Kołodzíejski sprawia też wrażenie, jakby przespał zajęcia z politologii. To, że 40% Polaków zagłosowało na PiS, nie oznacza z automatu, że "połowa społeczeństwa ma serce po prawej stronie" (lub inna anatomiczną anomalię - większość jednak zdążyła urodzić się przed zaostrzeniem przepisów aborcyjnych :P). Mimo wszystko proponuję uwzględnić też tych, którzy zagłosowali portfelem (500+) lub z jakiegokolwiek powodu postanowili pokazać f*cka Platformie. Kołodzíejski sam w wywiadzie podkreśla odrębność motywacji politycznych i światopoglądowych, więc fajnie by było, gdyby konsekwentnie dostrzegał ją i u reszty społeczeństwa.

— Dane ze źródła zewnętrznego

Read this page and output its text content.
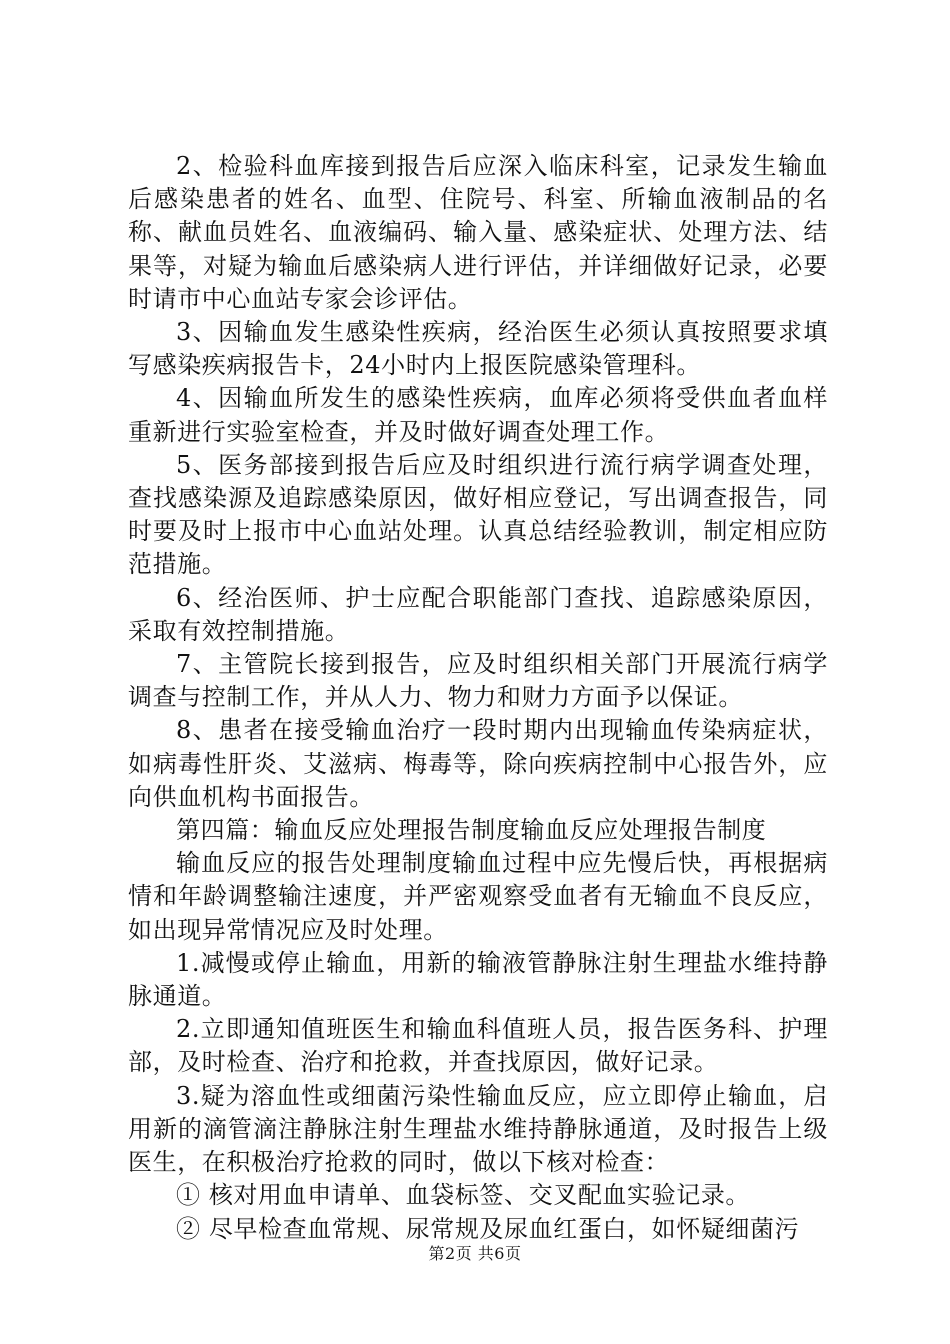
2、检验科血库接到报告后应深入临床科室，记录发生输血后感染患者的姓名、血型、住院号、科室、所输血液制品的名称、献血员姓名、血液编码、输入量、感染症状、处理方法、结果等，对疑为输血后感染病人进行评估，并详细做好记录，必要时请市中心血站专家会诊评估。

3、因输血发生感染性疾病，经治医生必须认真按照要求填写感染疾病报告卡，24小时内上报医院感染管理科。

4、因输血所发生的感染性疾病，血库必须将受供血者血样重新进行实验室检查，并及时做好调查处理工作。

5、医务部接到报告后应及时组织进行流行病学调查处理，查找感染源及追踪感染原因，做好相应登记，写出调查报告，同时要及时上报市中心血站处理。认真总结经验教训，制定相应防范措施。

6、经治医师、护士应配合职能部门查找、追踪感染原因，采取有效控制措施。

7、主管院长接到报告，应及时组织相关部门开展流行病学调查与控制工作，并从人力、物力和财力方面予以保证。

8、患者在接受输血治疗一段时期内出现输血传染病症状，如病毒性肝炎、艾滋病、梅毒等，除向疾病控制中心报告外，应向供血机构书面报告。

第四篇：输血反应处理报告制度输血反应处理报告制度

输血反应的报告处理制度输血过程中应先慢后快，再根据病情和年龄调整输注速度，并严密观察受血者有无输血不良反应，如出现异常情况应及时处理。

1.减慢或停止输血，用新的输液管静脉注射生理盐水维持静脉通道。

2.立即通知值班医生和输血科值班人员，报告医务科、护理部，及时检查、治疗和抢救，并查找原因，做好记录。

3.疑为溶血性或细菌污染性输血反应，应立即停止输血，启用新的滴管滴注静脉注射生理盐水维持静脉通道，及时报告上级医生，在积极治疗抢救的同时，做以下核对检查：

① 核对用血申请单、血袋标签、交叉配血实验记录。

② 尽早检查血常规、尿常规及尿血红蛋白，如怀疑细菌污

第2页 共6页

Wtedy jednak musiałby przyznać, że odsetkowi Polaków z nietypowym położeniem serca :) bardziej odpowiada oglądalność "dwóch niszowych stacji telewizyjnych" niż wyniki wyborów. Wszak gdyby ultrakonserwatywne poglądy były w Polsce aż tak powszechne, widownia tychże dwóch kanalików musiałaby być znacząco większa. Na tyle duża, że nie miałyby one prawa dłużej być niszowe. :)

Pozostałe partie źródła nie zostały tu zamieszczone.